Sie brauchen mir von Klientelpolitik nichts zu erzählen. Zum Thema Steuer etwas mehr in der zweiten Runde.
Das war Kollege Zastrow für die FDP. – Es spricht nun Frau Kollegin Jähnigen für die Fraktion GRÜNE.
Sehr geehrter Herr Präsident! Liebe Kolleginnen und Kollegen! Meine Damen und Herren aus der Koalition! Es ist gerade diese groteske Doppelgesichtigkeit, die die Steuerzahlerinnen und Steuerzahler nervt. Es wird presseöffentlich das Gespräch über die Umsetzung der Schuldenbremse in der Landesverfassung angeboten. Es wird sich selbst gelobt mit Neuverschuldungsverboten wie in Dresden. Herr Zastrow, es ist Ihre Fraktion, die das vor sich herträgt.
Im Bund wird Steuersenkungspolitik über Pump finanziert, obwohl Sie wissen, spätestens nach der Warnung von Bundesbankchef Weidmann: „Die Schulden von heute sind die Haushaltslöcher und Steuern von morgen.“ Sie wissen es. Wir wissen auch – jetzt komme ich gleich zu Sachsen, Herr Zastrow: Die Mövenpick-Steuer hat Sachsen einen Einnahmenverzicht von 100 Millionen Euro jährlich gebracht. Das Geld ist futsch. Das bekommen wir nicht zurück.
Wenn Sie Ihre Steuern nicht auf Pump bezahlen wollen, dann sagen Sie jetzt, wo Sie in Sachsen noch sparen wollen. Die Wachstumsprognosen sind nicht gut und werden absehbar nach unten korrigiert werden müssen. Es gibt allerdings in Sachsen eine Wachstumsbranche: die Unternehmen der erneuerbaren Energien. Sie müssen mir einmal bei einem Bier erzählen, wie Sie auf die Zahlen kommen. Die verwendet keiner, Herr Zastrow. Das können Sie gar nicht begründen.
Sie werden mir nachsehen, liebe Kolleginnen und Kollegen, wenn ich es perfide finde, wenn junge Herren mit Dauerlächeln in die Kamera sagen, dass die unteren Einkommen entlastet werden sollen. Die Anzahl der Menschen, die gar keine Einkommensteuer zahlen müssen, weil die Einkommen so niedrig sind, sinkt deutlich ab. Die höheren Gebührenbeiträge für Kultur- und Bildungseinrichtungen fallen gerade ihnen schwer auf die Tasche. Ich ahne, dass Sie sich mit den neuen Steuersenkungen eine Wahlkampfrettung über neue Spenden erhoffen werden. Das sind Placebos, große politische Placebos.

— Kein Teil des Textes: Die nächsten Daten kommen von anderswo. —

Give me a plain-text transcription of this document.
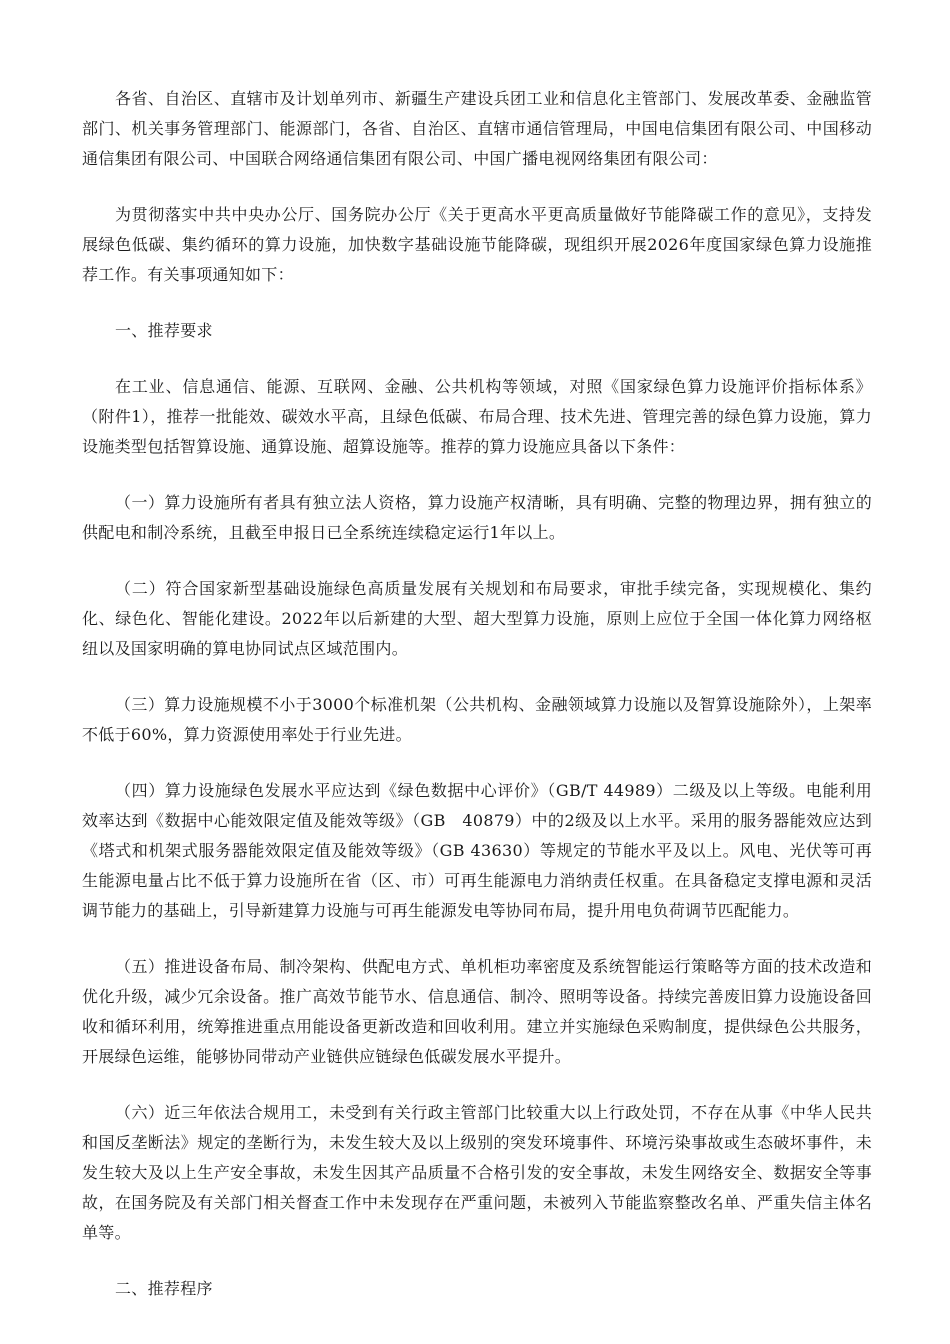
各省、自治区、直辖市及计划单列市、新疆生产建设兵团工业和信息化主管部门、发展改革委、金融监管部门、机关事务管理部门、能源部门，各省、自治区、直辖市通信管理局，中国电信集团有限公司、中国移动通信集团有限公司、中国联合网络通信集团有限公司、中国广播电视网络集团有限公司：

为贯彻落实中共中央办公厅、国务院办公厅《关于更高水平更高质量做好节能降碳工作的意见》，支持发展绿色低碳、集约循环的算力设施，加快数字基础设施节能降碳，现组织开展2026年度国家绿色算力设施推荐工作。有关事项通知如下：

一、推荐要求

在工业、信息通信、能源、互联网、金融、公共机构等领域，对照《国家绿色算力设施评价指标体系》（附件1），推荐一批能效、碳效水平高，且绿色低碳、布局合理、技术先进、管理完善的绿色算力设施，算力设施类型包括智算设施、通算设施、超算设施等。推荐的算力设施应具备以下条件：

（一）算力设施所有者具有独立法人资格，算力设施产权清晰，具有明确、完整的物理边界，拥有独立的供配电和制冷系统，且截至申报日已全系统连续稳定运行1年以上。

（二）符合国家新型基础设施绿色高质量发展有关规划和布局要求，审批手续完备，实现规模化、集约化、绿色化、智能化建设。2022年以后新建的大型、超大型算力设施，原则上应位于全国一体化算力网络枢纽以及国家明确的算电协同试点区域范围内。

（三）算力设施规模不小于3000个标准机架（公共机构、金融领域算力设施以及智算设施除外），上架率不低于60%，算力资源使用率处于行业先进。

（四）算力设施绿色发展水平应达到《绿色数据中心评价》（GB/T 44989）二级及以上等级。电能利用效率达到《数据中心能效限定值及能效等级》（GB　40879）中的2级及以上水平。采用的服务器能效应达到《塔式和机架式服务器能效限定值及能效等级》（GB 43630）等规定的节能水平及以上。风电、光伏等可再生能源电量占比不低于算力设施所在省（区、市）可再生能源电力消纳责任权重。在具备稳定支撑电源和灵活调节能力的基础上，引导新建算力设施与可再生能源发电等协同布局，提升用电负荷调节匹配能力。

（五）推进设备布局、制冷架构、供配电方式、单机柜功率密度及系统智能运行策略等方面的技术改造和优化升级，减少冗余设备。推广高效节能节水、信息通信、制冷、照明等设备。持续完善废旧算力设施设备回收和循环利用，统筹推进重点用能设备更新改造和回收利用。建立并实施绿色采购制度，提供绿色公共服务，开展绿色运维，能够协同带动产业链供应链绿色低碳发展水平提升。

（六）近三年依法合规用工，未受到有关行政主管部门比较重大以上行政处罚，不存在从事《中华人民共和国反垄断法》规定的垄断行为，未发生较大及以上级别的突发环境事件、环境污染事故或生态破坏事件，未发生较大及以上生产安全事故，未发生因其产品质量不合格引发的安全事故，未发生网络安全、数据安全等事故，在国务院及有关部门相关督查工作中未发现存在严重问题，未被列入节能监察整改名单、严重失信主体名单等。

二、推荐程序
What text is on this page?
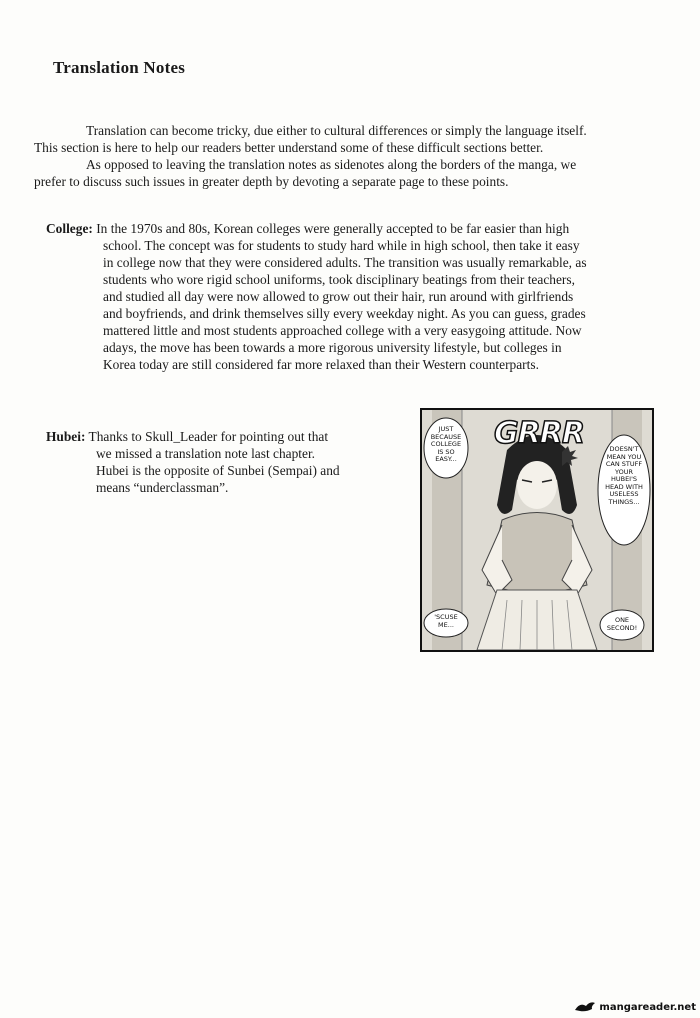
Translation Notes

Translation can become tricky, due either to cultural differences or simply the language itself.
This section is here to help our readers better understand some of these difficult sections better.

As opposed to leaving the translation notes as sidenotes along the borders of the manga, we
prefer to discuss such issues in greater depth by devoting a separate page to these points.

College: In the 1970s and 80s, Korean colleges were generally accepted to be far easier than high
school. The concept was for students to study hard while in high school, then take it easy
in college now that they were considered adults. The transition was usually remarkable, as
students who wore rigid school uniforms, took disciplinary beatings from their teachers,
and studied all day were now allowed to grow out their hair, run around with girlfriends
and boyfriends, and drink themselves silly every weekday night. As you can guess, grades
mattered little and most students approached college with a very easygoing attitude. Now
adays, the move has been towards a more rigorous university lifestyle, but colleges in
Korea today are still considered far more relaxed than their Western counterparts.
Hubei: Thanks to Skull_Leader for pointing out that
we missed a translation note last chapter.
Hubei is the opposite of Sunbei (Sempai) and
means “underclassman”.
GRRR
JUST BECAUSE COLLEGE IS SO EASY...
DOESN'T MEAN YOU CAN STUFF YOUR HUBEI'S HEAD WITH USELESS THINGS...
'SCUSE ME...
ONE SECOND!
mangareader.net
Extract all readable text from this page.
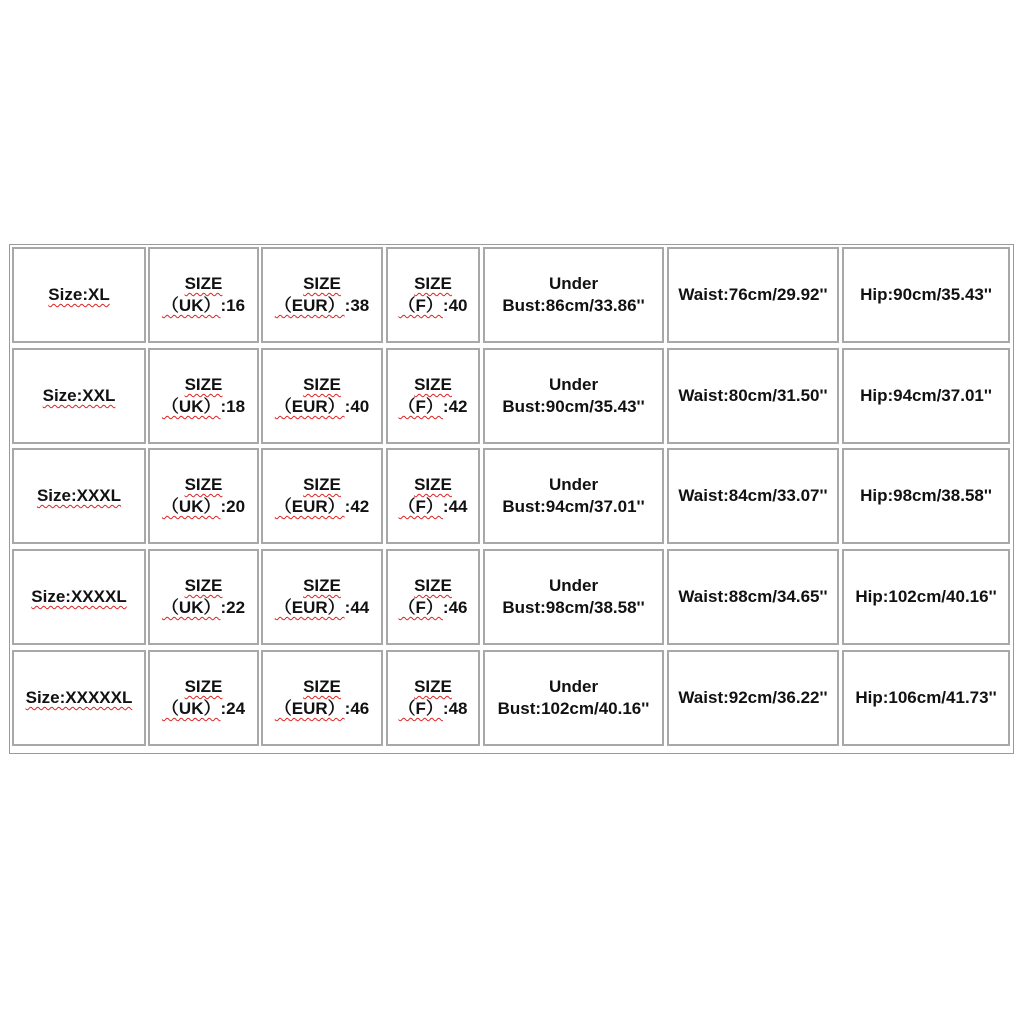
Size:XL
SIZE
（UK）:16
SIZE
（EUR）:38
SIZE
（F）:40
Under
Bust:86cm/33.86''
Waist:76cm/29.92'' Hip:90cm/35.43''
Size:XXL
SIZE
（UK）:18
SIZE
（EUR）:40
SIZE
（F）:42
Under
Bust:90cm/35.43''
Waist:80cm/31.50'' Hip:94cm/37.01''
Size:XXXL
SIZE
（UK）:20
SIZE
（EUR）:42
SIZE
（F）:44
Under
Bust:94cm/37.01''
Waist:84cm/33.07'' Hip:98cm/38.58''
Size:XXXXL
SIZE
（UK）:22
SIZE
（EUR）:44
SIZE
（F）:46
Under
Bust:98cm/38.58''
Waist:88cm/34.65'' Hip:102cm/40.16''
Size:XXXXXL
SIZE
（UK）:24
SIZE
（EUR）:46
SIZE
（F）:48
Under
Bust:102cm/40.16''
Waist:92cm/36.22'' Hip:106cm/41.73''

Nun sind Placebos nicht per se etwas Schlechtes. Ich bin gelernte Krankenschwester und kenne mich damit aus. Es ist aber bei Placebos so:
Placebos helfen nur, wenn man daran glaubt. – Jetzt kommen Sie mal auf den Teppich zurück, Herr Zastrow!
Wir sind mitten in der Wirtschafts- und Finanzkrise. Daran glaubt keiner mehr. Das ist vorbei, meine Damen und Herren. Ich zitiere aus dem Wirtschaftsteil der „FAZ“ vom 04.11.2011. Dort hat der Finanzwissenschaftler Clemens Fürst kritisch die Ergebnisse des Koalitionstreffens auf Bundesebene kommentiert als „Versuch einer Gesichtswahrung für jene, die Steuersenkungen versprochen hätten. Davon zu sprechen, hier würden Wachstumsimpulse gesetzt, wirkt eher drollig. Eine klare Konzeption in Richtung Wachstumsorientierung, Vereinfachung oder mehr Steuergerechtigkeit ist nicht zu erkennen.“
Dem ist in der Sache nichts hinzuzufügen. Die Wirtschaftspresse feixt über die Selbstrettungsversuche der FDP. FDP-Märchen von der Steuerentlastung, erzählt von CDU-geführten Regierungen. Ihre Distanzierungsversuche hier in Sachsen machen nachdenklich. Aber sie machen die Sache nicht besser. Sie laufen nicht Sturm gegen diese De-facto-Kürzungen der öffentlichen Haus
halte, sondern Sie versuchen, nicht mit schuld zu sein. Sie sind aber mit schuld, wenn Sie das mittragen und nicht dagegen kämpfen.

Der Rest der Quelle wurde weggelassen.